Did something go boom?


----------



## Bigfoot (Jun 25, 2007)

some one will go BOOM tomorrow....


----------



## Itsme-Speedy-G (Aug 20, 2007)

I can't wait to see the damage.!!


----------



## jitzy (Jan 7, 2007)

deuce don't trust him these hits are for you to let your gaurd down stay ready and sharp


----------



## Bigfoot (Jun 25, 2007)

tomorrow will be good times....LOL


----------



## Sea Jay (Jan 28, 2008)

I like the cigar leaning up on the box...


----------



## texasmatt (Feb 25, 2008)

Bigfoot said:


> tomorrow will be good times....LOL


Haha I'm anxious to see who gets hit!
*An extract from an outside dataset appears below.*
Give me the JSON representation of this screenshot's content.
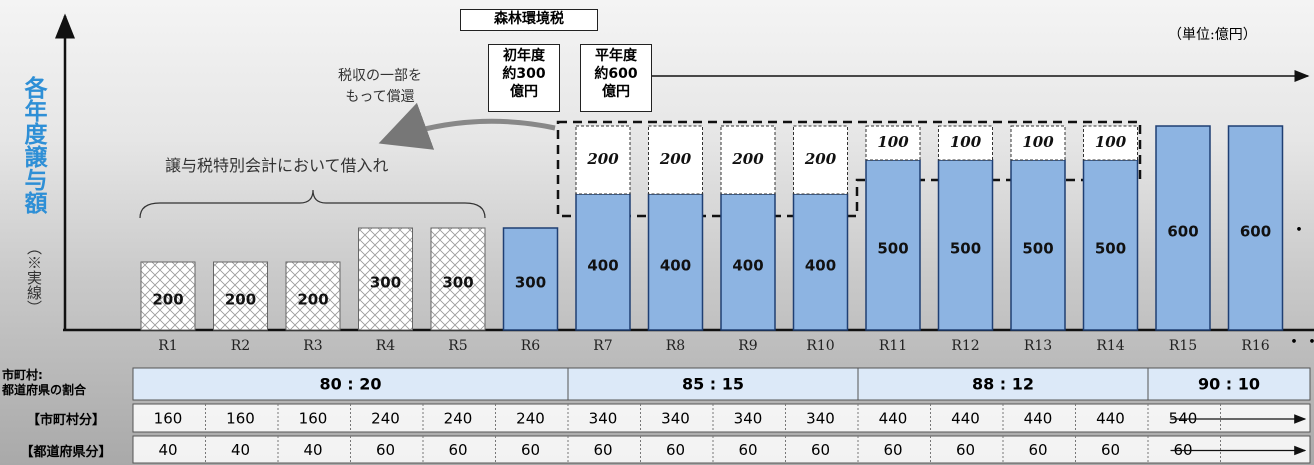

North of Mckinney is a big area.


----------



## tobacmon (May 17, 2007)

The Monte looks tasty---Ut Ohhhhhhhhhhh---North you say?/????/??/


----------



## elmomac (Jan 6, 2008)

Bigfoot said:


> if you live south of the Mason Dixon line, your safe...hahahahaha


Dude you need to check your geography again. Both the hits I have seen are south and west of the Mason Dixon line. Unless your talking about a No.3 hit then I would guess some New Yorker is in the crosshairs.


----------



## slimm-cl (Apr 7, 2008)

Ok...now this is just overkill! Have you no mercy!


----------